1993-2003 Nogmaals Menuhin

„De dood van Menuhin overschaduwt dit decennium. De gebeurtenis vernielde iets moois in mijn leven. Hij stierf op 12 maart 1999. Zijn laatste brief was aan mij gericht, geschreven op de 11de, aangekomen op de 13de. ‘Een zin voor het nederige en oneindige beheerst me’, schreef hij. Daarna trok ik me negen maanden in alle eenzaamheid terug om een boek over hem te schrijven. De zondag voor zijn dood had hij een concert ergens buiten München gehad en keerde laat terug. De gezondheid van zijn vrouw was broos, dus ging hij nog even terug naar Londen met een privéjet om zijn vrouw te zien. De ontmoeting deed hem veel verdriet. Ze overstelpte hem met verwijten. Hij vertrok naar Berlijn met een zwaar gemoed. Daar aangekomen belandde hij in het ziekenhuis met ademhalingsproblemen. De eerste dagen ging het beter. Maar op donderdag deed zich een crisis voor en stierf hij. Nergens in zijn brief schreef hij iets wat erop duidde dat hij de dood voelde naderen. Hij was de meest iconische klassiek musicus van de twintigste eeuw, een universele figuur die stond voor idealen die breder dan muziek waren, en die de open geest en verbeelding uit de kindertijd wist te bewaren.”

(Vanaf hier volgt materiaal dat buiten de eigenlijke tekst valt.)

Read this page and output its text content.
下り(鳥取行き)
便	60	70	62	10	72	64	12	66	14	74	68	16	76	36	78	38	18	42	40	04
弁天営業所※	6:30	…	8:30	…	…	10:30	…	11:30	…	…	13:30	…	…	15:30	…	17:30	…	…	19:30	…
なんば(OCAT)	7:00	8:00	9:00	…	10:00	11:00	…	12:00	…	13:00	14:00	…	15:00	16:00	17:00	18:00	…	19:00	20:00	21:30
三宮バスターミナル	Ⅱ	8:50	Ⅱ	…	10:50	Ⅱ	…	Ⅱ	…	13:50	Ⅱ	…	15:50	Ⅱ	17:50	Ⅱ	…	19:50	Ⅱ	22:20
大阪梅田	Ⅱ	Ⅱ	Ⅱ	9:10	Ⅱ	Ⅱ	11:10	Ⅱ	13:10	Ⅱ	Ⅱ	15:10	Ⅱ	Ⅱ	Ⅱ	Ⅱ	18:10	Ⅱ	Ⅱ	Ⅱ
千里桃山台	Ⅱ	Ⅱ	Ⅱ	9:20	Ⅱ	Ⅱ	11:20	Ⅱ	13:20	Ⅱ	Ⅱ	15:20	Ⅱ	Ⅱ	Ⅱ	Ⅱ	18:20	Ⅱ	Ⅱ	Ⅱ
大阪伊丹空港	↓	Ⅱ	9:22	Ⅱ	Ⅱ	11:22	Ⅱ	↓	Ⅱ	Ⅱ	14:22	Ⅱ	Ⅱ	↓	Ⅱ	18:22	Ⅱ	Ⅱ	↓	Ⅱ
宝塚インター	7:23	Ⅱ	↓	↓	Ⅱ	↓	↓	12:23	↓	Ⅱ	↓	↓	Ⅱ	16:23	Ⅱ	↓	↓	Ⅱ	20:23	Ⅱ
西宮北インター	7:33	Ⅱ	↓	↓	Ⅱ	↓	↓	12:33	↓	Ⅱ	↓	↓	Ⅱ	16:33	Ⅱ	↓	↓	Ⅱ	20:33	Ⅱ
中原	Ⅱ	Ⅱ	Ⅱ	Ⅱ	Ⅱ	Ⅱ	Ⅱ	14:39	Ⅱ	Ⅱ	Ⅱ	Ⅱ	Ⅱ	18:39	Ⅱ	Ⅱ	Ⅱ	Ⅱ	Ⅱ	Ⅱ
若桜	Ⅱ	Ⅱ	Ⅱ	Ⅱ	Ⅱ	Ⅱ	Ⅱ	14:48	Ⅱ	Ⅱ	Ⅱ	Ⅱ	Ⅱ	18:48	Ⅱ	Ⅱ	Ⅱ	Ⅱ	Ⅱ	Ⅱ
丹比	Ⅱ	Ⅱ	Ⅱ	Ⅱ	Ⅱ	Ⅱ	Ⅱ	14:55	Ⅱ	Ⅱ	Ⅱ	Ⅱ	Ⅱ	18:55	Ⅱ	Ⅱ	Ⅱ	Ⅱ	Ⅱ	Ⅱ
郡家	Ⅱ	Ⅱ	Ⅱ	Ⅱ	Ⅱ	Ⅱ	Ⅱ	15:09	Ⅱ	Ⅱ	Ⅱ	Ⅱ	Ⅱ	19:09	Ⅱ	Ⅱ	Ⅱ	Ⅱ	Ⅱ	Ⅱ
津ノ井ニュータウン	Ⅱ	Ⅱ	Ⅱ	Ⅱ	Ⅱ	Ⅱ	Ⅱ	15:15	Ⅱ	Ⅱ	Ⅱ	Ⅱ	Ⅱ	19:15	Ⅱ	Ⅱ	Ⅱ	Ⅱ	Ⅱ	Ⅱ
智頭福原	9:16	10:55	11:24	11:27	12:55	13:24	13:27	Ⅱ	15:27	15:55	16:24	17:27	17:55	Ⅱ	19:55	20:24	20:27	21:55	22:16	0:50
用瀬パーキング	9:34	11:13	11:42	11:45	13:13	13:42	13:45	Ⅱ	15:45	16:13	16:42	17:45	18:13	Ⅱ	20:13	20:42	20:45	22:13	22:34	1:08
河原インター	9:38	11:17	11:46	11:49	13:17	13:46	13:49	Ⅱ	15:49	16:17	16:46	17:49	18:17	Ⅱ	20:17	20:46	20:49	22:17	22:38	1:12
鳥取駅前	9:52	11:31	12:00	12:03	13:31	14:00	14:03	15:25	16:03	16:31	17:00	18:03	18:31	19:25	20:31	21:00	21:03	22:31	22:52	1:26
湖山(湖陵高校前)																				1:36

2003-2013 Dietrich Fischer-Dieskau

„Met de Duitse bariton Dietrich Fischer-Dieskau (1925-2012) werkte ik ruim twintig jaar, van het einde van de jaren tachtig tot aan zijn dood. Ik kon met bewondering kijken naar zijn toewijding. Hij bezat een groot ego maar tegelijkertijd een geplaagde geest. ‘Ich denke’, zei hij op een dag, ‘ich habe umsonst gelebt.’ De kwellende angst voor een vergeefs bestaan. De gruwelijke bekentenis trof me. Hoe immens is zijn bijdrage aan het Duitse lied, de opera, het oratorium? Zijn eerste opname van Bachs Matthäus-Passion op zijn 22ste in 1947. De aria ‘Mache dich, mein Herze, rein’. Wonderbaarlijk.”

2013-2023 Een nieuwe generatie

„De laatste tien jaar heb ik me vooral gericht op een nieuwe generatie musici. Een film over Bachs Goldbergvariaties met de Franse pianist David Fray (1981). De roadmovie met de eigenzinnige Poolse pianist Piotr Anderszewski (1969), een magiër die niet gelooft in de bestaande conventies over een muzikale loopbaan. En nu een documentaire over het jonge Quatuor Arod. Het strijkkwartet is een soort obsessie. Het gevoel van roeping dat erbij hoort, die volledige overgave die ik herkende in de Arod-jongens. En de andere musici die ik filmde, dat zal me tot mijn dood blijven fascineren.”